À la suite, l’acteur ne fera que conforter avec acharnement sa présence virile, réitérant dans « Adieu l’ami » (confrontation avec un autre mâle dominateur, Charles Bronson), « Jeff », « La Piscine » et, bien sûr, « Borsalino », l’ami Belmondo constituant un nouvel alter ego.   

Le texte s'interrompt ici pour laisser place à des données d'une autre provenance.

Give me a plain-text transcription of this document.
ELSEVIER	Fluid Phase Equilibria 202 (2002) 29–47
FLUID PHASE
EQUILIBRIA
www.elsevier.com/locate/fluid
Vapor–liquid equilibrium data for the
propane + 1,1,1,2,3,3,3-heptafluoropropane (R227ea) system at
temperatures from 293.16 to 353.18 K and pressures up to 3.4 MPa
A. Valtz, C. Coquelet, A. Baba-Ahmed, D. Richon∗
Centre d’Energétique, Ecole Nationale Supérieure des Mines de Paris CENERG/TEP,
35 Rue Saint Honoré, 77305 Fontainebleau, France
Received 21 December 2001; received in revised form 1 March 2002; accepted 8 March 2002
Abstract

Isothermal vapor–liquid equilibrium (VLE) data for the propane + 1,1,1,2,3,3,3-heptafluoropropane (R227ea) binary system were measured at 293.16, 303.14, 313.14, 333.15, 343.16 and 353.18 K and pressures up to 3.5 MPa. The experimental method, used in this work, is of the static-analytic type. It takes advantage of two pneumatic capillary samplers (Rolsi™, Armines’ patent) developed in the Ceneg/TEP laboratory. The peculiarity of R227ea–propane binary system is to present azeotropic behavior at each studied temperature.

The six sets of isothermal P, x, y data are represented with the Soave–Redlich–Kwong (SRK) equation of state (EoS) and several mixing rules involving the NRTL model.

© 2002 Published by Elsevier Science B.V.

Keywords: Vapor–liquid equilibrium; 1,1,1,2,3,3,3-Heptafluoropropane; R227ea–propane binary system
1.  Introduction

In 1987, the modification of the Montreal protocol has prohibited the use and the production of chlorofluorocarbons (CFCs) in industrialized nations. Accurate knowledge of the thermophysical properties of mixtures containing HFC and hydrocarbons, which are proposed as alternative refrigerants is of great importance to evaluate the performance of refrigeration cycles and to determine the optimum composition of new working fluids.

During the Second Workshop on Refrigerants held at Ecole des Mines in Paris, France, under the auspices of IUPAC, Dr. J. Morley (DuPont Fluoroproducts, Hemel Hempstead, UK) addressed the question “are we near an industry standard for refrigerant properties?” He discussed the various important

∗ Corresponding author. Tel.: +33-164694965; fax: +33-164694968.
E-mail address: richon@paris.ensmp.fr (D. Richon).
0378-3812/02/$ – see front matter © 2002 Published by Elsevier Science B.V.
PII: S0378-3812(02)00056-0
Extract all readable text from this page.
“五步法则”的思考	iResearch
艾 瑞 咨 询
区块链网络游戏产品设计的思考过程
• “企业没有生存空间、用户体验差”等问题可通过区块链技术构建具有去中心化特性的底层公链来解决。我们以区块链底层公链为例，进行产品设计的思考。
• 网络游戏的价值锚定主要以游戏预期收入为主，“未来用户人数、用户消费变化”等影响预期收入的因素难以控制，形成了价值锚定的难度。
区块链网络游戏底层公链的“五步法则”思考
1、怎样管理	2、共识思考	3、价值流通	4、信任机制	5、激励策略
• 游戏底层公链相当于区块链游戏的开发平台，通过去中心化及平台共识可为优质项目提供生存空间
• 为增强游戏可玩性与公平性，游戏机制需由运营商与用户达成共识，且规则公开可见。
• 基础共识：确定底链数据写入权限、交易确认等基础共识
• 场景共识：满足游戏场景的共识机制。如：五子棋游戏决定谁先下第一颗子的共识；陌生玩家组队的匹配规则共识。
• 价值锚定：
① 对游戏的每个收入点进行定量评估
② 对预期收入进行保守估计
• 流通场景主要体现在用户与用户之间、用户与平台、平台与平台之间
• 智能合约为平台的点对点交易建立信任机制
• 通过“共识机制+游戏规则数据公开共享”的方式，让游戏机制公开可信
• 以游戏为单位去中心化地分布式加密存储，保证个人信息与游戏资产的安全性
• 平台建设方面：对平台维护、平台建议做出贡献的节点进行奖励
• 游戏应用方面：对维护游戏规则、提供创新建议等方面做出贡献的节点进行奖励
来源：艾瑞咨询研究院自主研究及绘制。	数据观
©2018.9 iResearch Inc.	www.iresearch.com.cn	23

Derrière le tâcheron Michael Gordon à la réalisation, les techniciens qui président aux destinés de « Texas, nous voilà », témoignent d’un métier sûr : la photo est signée Russell Metty (au générique de films d’Orson Welles, Douglas Sirk et Stanley Kubrick[1]) et le score est réalisé par Frank De Vol, musicien attitré de Robert Aldrich. Cela ne suffit malheureusement pas à faire un bon film, principalement en raison d’un scénario insipide et d’un parti-pris décalé, ce western étant surtout passablement mâtiné de comédie.

On peut supposer que la MGM a voulu dupliquer une formule qui avait fonctionné pour un autre western de la même veine, couronné aux Oscars : « Cat Ballou », avec Lee Marvin et Jane Fonda. Sorti le même mois sur les écrans américains (en juin 1965) et tout aussi humoristique, « Sur la piste de la grande caravane », réalisé par le vétéran John Sturges, n’aura pas le même retentissement…           

C’est en aristocrate espagnol égaré en Louisiane que l’on retrouve donc l’acteur de René Clément et Luchino Visconti. Le personnage incarné par Alain Delon dans « Texas, nous voilà », aurait pu être un excellent Don Diego de la Vega.

Précieux, le cheveu ondulé, et en costume militaire d’opérette (faut-il y voir une parodie du Tancrède de Visconti ?), Don Andrea Baldasar s’apprête à convoler en justes noces dans une demeure de maître à colonnades, quand trois militaires rustauds surgissent : l’un d’eux, Yancy, prétend que la future mariée, Phoebe Ann, a accepté de s’unir à lui. Il lui avait offert une bague de fiançailles, il vient donc demander des explications.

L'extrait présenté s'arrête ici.